15 Die in gerechtigheden wandelt, en die billijkheden spreekt; die het gewin der onderdrukkingen verwerpt; die zijn handen uitschudt, dat zij geen geschenken behouden; die zijn oor stopt, dat hij geen bloedschulden hore, en zijn ogen toesluit; dat hij het kwade niet aanzie;
16 Die zal in de hoogten wonen, de sterkten der steenrotsen zullen zijn hoog vertrek zijn; zijn brood wordt hem gegeven, zijn wateren zijn gewis.
17 Uw ogen zullen den Koning zien in Zijn schoonheid; zij zullen een ver gelegen land zien.
18 Uw hart zal de verschrikking overdenken, zeggende: Waar is de schrijver? Waar is de betaalsheer? Waar is hij, die de torens telt?
19 Gij zult niet meer dat stuurse volk zien, het volk, dat zo diep van spraak is, dat men het niet horen kan, van belachelijke tong, hetwelk men niet verstaan kan.

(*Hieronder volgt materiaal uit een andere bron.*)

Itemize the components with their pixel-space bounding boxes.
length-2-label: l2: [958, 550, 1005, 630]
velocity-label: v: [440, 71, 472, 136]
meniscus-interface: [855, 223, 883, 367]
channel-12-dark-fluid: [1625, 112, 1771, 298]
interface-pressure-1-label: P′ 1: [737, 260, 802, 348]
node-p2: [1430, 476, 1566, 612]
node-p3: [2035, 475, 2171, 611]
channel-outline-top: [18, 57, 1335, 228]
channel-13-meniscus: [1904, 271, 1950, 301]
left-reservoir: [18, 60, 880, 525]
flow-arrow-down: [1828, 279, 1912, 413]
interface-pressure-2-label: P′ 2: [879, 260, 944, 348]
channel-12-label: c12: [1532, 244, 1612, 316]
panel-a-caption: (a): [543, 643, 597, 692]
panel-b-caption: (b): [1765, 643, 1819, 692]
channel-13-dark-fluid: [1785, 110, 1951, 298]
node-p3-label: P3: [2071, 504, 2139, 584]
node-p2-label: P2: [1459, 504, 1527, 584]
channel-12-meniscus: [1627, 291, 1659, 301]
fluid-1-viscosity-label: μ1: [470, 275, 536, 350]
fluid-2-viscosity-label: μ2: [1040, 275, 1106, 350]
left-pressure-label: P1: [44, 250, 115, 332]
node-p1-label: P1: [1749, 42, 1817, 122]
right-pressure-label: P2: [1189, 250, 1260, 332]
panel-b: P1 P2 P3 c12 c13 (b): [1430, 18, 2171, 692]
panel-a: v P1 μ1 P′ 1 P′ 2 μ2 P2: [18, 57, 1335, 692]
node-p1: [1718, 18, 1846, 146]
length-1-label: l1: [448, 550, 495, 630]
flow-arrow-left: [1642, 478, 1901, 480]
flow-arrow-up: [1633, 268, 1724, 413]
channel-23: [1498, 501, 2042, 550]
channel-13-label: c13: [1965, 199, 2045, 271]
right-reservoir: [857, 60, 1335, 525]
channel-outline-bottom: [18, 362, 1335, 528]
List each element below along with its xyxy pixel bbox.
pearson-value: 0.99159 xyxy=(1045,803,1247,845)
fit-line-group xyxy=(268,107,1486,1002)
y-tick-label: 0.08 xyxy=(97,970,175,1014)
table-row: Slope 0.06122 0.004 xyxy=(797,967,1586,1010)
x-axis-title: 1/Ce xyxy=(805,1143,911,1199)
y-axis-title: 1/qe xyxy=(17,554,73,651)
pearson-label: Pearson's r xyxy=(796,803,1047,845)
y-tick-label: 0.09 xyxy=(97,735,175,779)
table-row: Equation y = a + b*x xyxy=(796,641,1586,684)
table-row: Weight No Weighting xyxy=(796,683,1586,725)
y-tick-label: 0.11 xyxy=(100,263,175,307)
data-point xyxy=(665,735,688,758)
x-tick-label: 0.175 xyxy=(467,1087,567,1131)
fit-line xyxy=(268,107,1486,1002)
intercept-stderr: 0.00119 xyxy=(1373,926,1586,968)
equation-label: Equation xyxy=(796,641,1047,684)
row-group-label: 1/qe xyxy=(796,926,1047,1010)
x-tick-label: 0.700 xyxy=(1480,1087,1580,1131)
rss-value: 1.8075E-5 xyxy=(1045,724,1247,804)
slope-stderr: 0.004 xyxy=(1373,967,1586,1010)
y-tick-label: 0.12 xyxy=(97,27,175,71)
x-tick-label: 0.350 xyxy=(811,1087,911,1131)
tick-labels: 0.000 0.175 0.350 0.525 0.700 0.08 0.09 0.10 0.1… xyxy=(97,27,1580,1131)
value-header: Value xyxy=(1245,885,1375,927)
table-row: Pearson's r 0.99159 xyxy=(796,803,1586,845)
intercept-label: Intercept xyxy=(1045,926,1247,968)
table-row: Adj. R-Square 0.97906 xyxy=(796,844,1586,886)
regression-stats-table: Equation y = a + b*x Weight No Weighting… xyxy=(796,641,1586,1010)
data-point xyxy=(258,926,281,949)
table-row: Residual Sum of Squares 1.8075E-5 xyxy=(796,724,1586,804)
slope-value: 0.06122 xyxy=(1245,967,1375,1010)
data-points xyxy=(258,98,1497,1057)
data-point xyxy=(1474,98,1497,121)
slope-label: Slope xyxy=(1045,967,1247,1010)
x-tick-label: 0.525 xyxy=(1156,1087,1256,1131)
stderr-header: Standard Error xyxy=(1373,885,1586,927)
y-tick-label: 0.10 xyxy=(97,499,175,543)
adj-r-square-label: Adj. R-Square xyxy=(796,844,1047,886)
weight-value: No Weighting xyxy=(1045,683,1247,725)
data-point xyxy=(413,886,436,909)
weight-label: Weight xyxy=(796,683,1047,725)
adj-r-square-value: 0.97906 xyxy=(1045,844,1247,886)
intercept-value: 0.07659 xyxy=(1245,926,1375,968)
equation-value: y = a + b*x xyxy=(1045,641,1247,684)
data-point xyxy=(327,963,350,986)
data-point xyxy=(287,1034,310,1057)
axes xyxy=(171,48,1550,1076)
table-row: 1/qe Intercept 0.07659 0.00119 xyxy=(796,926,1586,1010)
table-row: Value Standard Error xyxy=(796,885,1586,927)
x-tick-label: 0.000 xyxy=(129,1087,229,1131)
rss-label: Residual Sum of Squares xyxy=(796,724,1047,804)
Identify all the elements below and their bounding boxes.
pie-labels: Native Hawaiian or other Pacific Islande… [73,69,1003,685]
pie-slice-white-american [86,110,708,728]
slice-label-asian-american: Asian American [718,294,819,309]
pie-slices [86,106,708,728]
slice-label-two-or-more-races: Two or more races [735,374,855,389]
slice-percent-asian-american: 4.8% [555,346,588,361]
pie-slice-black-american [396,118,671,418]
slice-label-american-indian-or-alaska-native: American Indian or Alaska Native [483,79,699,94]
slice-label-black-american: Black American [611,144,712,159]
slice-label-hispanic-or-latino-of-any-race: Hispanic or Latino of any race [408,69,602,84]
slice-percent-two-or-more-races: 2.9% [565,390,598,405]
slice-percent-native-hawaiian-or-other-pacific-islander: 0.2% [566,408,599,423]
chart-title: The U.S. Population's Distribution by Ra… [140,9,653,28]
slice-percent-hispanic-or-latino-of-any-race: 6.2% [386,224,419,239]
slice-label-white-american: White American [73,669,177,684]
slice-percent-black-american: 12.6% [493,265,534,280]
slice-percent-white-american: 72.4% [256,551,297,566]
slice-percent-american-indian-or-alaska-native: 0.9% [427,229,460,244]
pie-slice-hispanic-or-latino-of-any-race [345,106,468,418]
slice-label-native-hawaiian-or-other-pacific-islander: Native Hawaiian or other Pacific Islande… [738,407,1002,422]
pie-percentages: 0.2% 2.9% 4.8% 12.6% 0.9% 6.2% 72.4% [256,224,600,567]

20 Schouwt Sion aan, de stad onzer bijeenkomsten; uw ogen zullen Jeruzalem zien, een geruste woonplaats, een tent, die niet ter neder geworpen zal worden, welker pinnen in der eeuwigheid niet zullen uitgetogen worden, en van welker zelen geen verscheurd worden.
21 Maar de HEERE zal aldaar bij ons heerlijk zijn, het zal zijn een plaats van rivieren, van wijde stromen; geen roeischuit zal daar doorvaren, en geen treffelijk schip zal daar overvaren.
22 Want de HEERE is onze Rechter, de HEERE is onze Wetgever, de HEERE is onze Koning. Hij zal ons behouden.
23 Uw touwen zijn slap geworden, zij zullen hun mastboom niet kunnen recht stijf houden, zij zullen het zeil niet uitspannen; dan zal de roof van een overvloedigen buit uitgedeeld worden, zelfs zullen de lammen den roof roven.
24 En geen inwoner zal zeggen: Ik ben ziek, want het volk, dat daarin woont, zal vergeving van ongerechtigheid hebben.